Under Five Childern Classification Based On Characteristics of the Child and Family Using Extreme Gradient Boosted Trees Algorithm
Abstract
Despite various efforts to address the challenges of toddler stunting, the prevalence of stunting in
Tuban Regency remains high. This is not only caused by simple nutritional issues but also involves
other crucial aspects such as the lack of access to balanced nutrition, inadequate access to healthcare
services, and unresolved sanitation problems. Furthermore, socio-economic factors also play a
significant role in determining the prevalence of stunting. In an effort to understand and tackle this
issue, this research adopts a machine learning method with a primary focus on the application of the
Extreme Gradient Boosted Trees (XGBoost) algorithm. This method is chosen for its ability to
handle complex prediction issues and process large data, which can help identify patterns or
important factors contributing to the occurrence of stunting in toddlers more efficiently and
accurately. The research findings indicate that in addition to traditional factors such as the
height/length of toddlers and age, environmental factors such as inadequate sanitation conditions,
and socio-economic factors such as advanced maternal age, as well as exclusive breastfeeding
practices, also play an essential role in determining the occurrence of stunting.
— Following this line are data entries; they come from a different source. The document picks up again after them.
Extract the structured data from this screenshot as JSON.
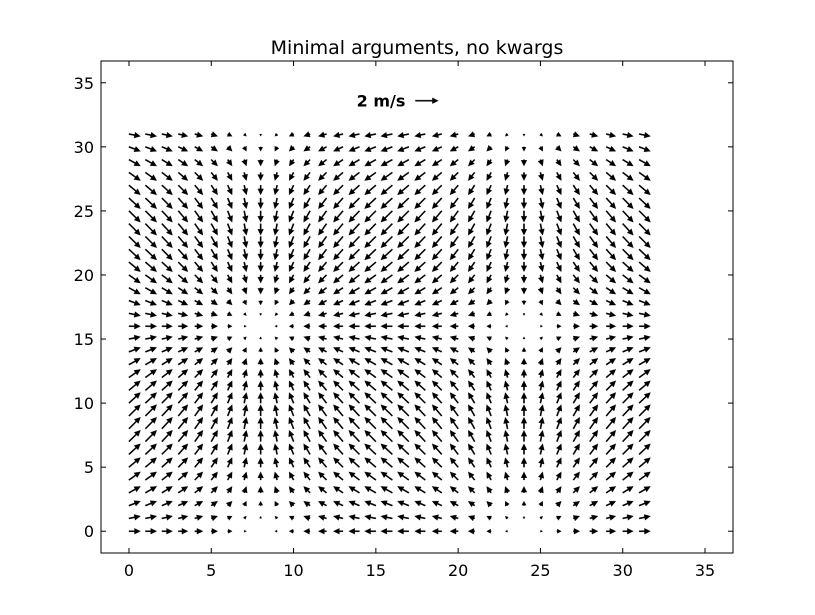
{
  "chart_data": {
    "type": "quiver",
    "title": "Minimal arguments, no kwargs",
    "xlabel": "",
    "ylabel": "",
    "xlim": [
      -1.7,
      36.7
    ],
    "ylim": [
      -1.7,
      36.7
    ],
    "xticks": [
      0,
      5,
      10,
      15,
      20,
      25,
      30,
      35
    ],
    "yticks": [
      0,
      5,
      10,
      15,
      20,
      25,
      30,
      35
    ],
    "grid": false,
    "x": [
      0,
      1,
      2,
      3,
      4,
      5,
      6,
      7,
      8,
      9,
      10,
      11,
      12,
      13,
      14,
      15,
      16,
      17,
      18,
      19,
      20,
      21,
      22,
      23,
      24,
      25,
      26,
      27,
      28,
      29,
      30,
      31
    ],
    "y": [
      0,
      1,
      2,
      3,
      4,
      5,
      6,
      7,
      8,
      9,
      10,
      11,
      12,
      13,
      14,
      15,
      16,
      17,
      18,
      19,
      20,
      21,
      22,
      23,
      24,
      25,
      26,
      27,
      28,
      29,
      30,
      31
    ],
    "field": {
      "u": "cos(2*pi*x/32)",
      "v": "sin(2*pi*y/32)",
      "x_range": [
        0,
        31
      ],
      "y_range": [
        0,
        31
      ],
      "step": 1
    },
    "quiverkey": {
      "label": "2 m/s",
      "magnitude": 2,
      "x": 18.8,
      "y": 33.6
    }
  }
}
In the model testing,
it was found that the generated classification model could identify stunted toddlers with high
accuracy, reaching 95.9%, with a precision of 94.7%, recall of 98.1%, and an F1-Score of 96.4%.
These results demonstrate the strong potential of implementing machine learning methods using the
XGBoost algorithm to support the early identification of stunting cases, providing a solid foundation
for more effective health intervention efforts.